St. Joseph’s Preparatory School in North Philadelphia conducted a rededication Thursday evening, April 19 of a unique tableau sited at a side-altar alcove in the rear of the former Church of the Gesu.

The church of the parish that closed in 1993 is now the chapel for St. Joseph’s Prep and Gesu School, which is now a private Catholic elementary school.

The tableau, titled “Christ of North Philadelphia,” is carved from wood and it is approximately 15 feet high and 12 feet wide. It allegorically depicts a street scene of the neighborhood with its most prominent feature, the crucified Christ, as an African-American man on a cross with the vertical section resembling a telephone pole.


Presiding at the rededication ceremony was St. Joseph’s President Father John Swope, S.J., with participation by the St. Joseph’s Prep Choir and the Girard College Choir. Speakers included Father Swope and faculty members Bill Conners and Leo Vaccaro, who manage the Villager Archives at St. Joseph’s Prep. Guests were mostly St. Joseph’s alumni and former Gesu parishioners.

The tableau was conceived by the late Jesuit Father Ralph C. Campbell, an assistant pastor at Gesu, and erected in 1968 to show that “Christ died for all men regardless of race,” according to an explanation given at  that time. “The street scene demonstrates how Christ is crucified anew in man’s sinful actions and in the social evils of our times; how salvation comes to all men by uniting their sufferings in Christ.”

The tableau was a commissioned work executed by two brothers, Spanish artists Santiago and Jesus Rivas. It was paid for by Thomas Pesci, the father of Jesuit Father Thomas Pesci, according to Conners.

The tableau, which received widespread publicity after it was erected, remained in place for approximately 20 years and then was stored elsewhere in the church. Its most prominent feature, the large crucifix, was then loaned to St.

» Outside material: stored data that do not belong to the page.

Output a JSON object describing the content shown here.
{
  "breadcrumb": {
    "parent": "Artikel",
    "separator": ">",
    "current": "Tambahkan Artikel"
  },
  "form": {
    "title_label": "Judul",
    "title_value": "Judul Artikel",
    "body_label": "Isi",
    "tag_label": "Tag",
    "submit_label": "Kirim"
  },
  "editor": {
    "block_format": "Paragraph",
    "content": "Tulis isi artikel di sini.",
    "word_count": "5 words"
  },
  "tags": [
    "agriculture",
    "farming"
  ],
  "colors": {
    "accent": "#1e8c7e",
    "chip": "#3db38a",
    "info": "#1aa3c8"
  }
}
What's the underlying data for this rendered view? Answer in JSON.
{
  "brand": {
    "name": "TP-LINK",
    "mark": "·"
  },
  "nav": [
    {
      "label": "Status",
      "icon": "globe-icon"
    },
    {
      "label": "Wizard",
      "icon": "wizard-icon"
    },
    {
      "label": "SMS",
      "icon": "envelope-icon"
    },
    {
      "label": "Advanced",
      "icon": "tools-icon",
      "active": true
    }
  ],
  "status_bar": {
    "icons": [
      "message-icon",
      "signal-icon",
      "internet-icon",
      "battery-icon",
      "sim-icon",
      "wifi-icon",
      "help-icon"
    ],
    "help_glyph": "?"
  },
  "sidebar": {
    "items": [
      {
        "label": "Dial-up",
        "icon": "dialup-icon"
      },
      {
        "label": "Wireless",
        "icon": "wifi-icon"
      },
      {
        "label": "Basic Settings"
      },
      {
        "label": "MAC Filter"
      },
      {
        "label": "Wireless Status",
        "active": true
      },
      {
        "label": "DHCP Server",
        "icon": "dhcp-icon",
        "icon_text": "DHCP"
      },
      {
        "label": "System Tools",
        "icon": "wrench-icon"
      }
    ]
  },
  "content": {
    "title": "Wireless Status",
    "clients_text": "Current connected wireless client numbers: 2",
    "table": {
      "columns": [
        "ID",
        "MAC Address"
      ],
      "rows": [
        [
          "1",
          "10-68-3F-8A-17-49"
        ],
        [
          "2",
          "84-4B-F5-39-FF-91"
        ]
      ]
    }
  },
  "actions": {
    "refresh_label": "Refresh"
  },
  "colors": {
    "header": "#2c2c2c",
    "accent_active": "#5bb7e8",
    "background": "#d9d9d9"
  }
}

Ignatius Church in Baltimore and just recently returned to Gesu.

The whole presentation is unique in that Christ appears twice, most recognizably in the large crucifix, but also symbolically as a figure in the background tableau.


The elements of the carved and painted tableau need explanation. It represents a street scene in the North Philadelphia neighborhood and  the street itself is lined with three-story houses, built in more prosperous times in that section of the city but now mostly broken down into smaller apartments.

Some of the smaller figures carved in the tableau are unnamed. There are children playing, a gang fight and bill collector (usually known as a debit man) making his rounds as the only white person in the display.

The larger figures were given names and descriptions by Father Campbell.

Mary: the woman exiting a house on the left with a prayer book in her hands as she heads to church; she represents all that is good in the neighborhood.

Peter: the elderly man above Mary looking out the window. He represents the elderly, too old to move and living on a small income in a second-story apartment.

John: the man in the doorway on the right represents a young adult with few prospects.

Sarah: the woman above John on the right. A modern-day mother who looks out at the neighborhood and wishes things were better for her children.

Christ: the central figure with outstretched arms has been stabbed. He represents all that is good in the people of the neighborhood.

Cain: the man with the weapon who kills his brother represents all that is evil in the neighborhood.

Judas: the man holding Christ. He didn’t kill him but made it easier for others to do so.

The entre tableau is remarkably well preserved, considering its age of 50 years and time in storage. The only element missing, according to Conners, is the knife that was held by Judas. It is hoped another one can be carved.

Also, he notes the tableau could aided by a professional cleaning.

A drawback for its location at the rear of the church is that the area is not well lit, which may be why it did not attract much notice after its initial years.

For the rededication ceremony temporary lighting was rented, and Conners hopes new, permanent light can be installed.

It would be well worth it. The lessons from “Christ of North Philadelphia” are just as relevant today as they were a half-century ago.